Technology that directs mobile signals via a satellite will be fitted on the 15 trial aircraft, although mobile use will remain banned on other flights because the signals interfere with aircraft control systems.
The boxes can handle up to six simultaneous voice calls and unlimited texts at any give time, and passengers will be charged the usual roaming rate abroad - Ryanair will take a slice of the international call rate.
“The charge you pay will be the international roaming charges - we will then get a percentage of that paid to us because it’s our black box and our aircraft - so you won’t pay any more than you would do normally travelling abroad,” said O’Leary.

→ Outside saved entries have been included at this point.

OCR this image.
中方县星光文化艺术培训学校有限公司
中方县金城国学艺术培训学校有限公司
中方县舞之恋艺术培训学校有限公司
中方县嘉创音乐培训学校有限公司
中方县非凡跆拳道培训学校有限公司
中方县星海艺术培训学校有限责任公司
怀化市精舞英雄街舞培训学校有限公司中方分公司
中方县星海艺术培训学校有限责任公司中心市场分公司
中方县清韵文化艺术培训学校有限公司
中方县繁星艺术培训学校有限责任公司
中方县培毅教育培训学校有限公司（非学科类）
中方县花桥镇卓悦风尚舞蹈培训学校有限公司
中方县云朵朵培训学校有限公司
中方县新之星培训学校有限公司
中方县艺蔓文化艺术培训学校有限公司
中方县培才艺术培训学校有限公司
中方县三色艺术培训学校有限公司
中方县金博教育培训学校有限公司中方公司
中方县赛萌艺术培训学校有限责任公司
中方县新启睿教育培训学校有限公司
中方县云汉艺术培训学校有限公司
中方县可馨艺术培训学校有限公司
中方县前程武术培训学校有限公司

“It will start off slow, it’ll take a period for some acceptance [to grow] and then it will go like a rocket. I don’t think there’ll be a lot of voice telephony - although you’ll get a lot of incoming calls - [but] I think where it will take off is people will send text messages saying ‘just taken off’, ‘on time’, ‘just coming in to land’ - all that kind of stuff.”
As people become used to using their mobiles on board aircraft, he said Ryanair could feasibly make a lot of money from the service.
“If we’re carrying 60m passengers, and if we’re making on average €0.10 per passenger on every flight, it multiplies into very significant income over time.”
The carrier plans to allow mobile use on 50 aircraft by March 2009.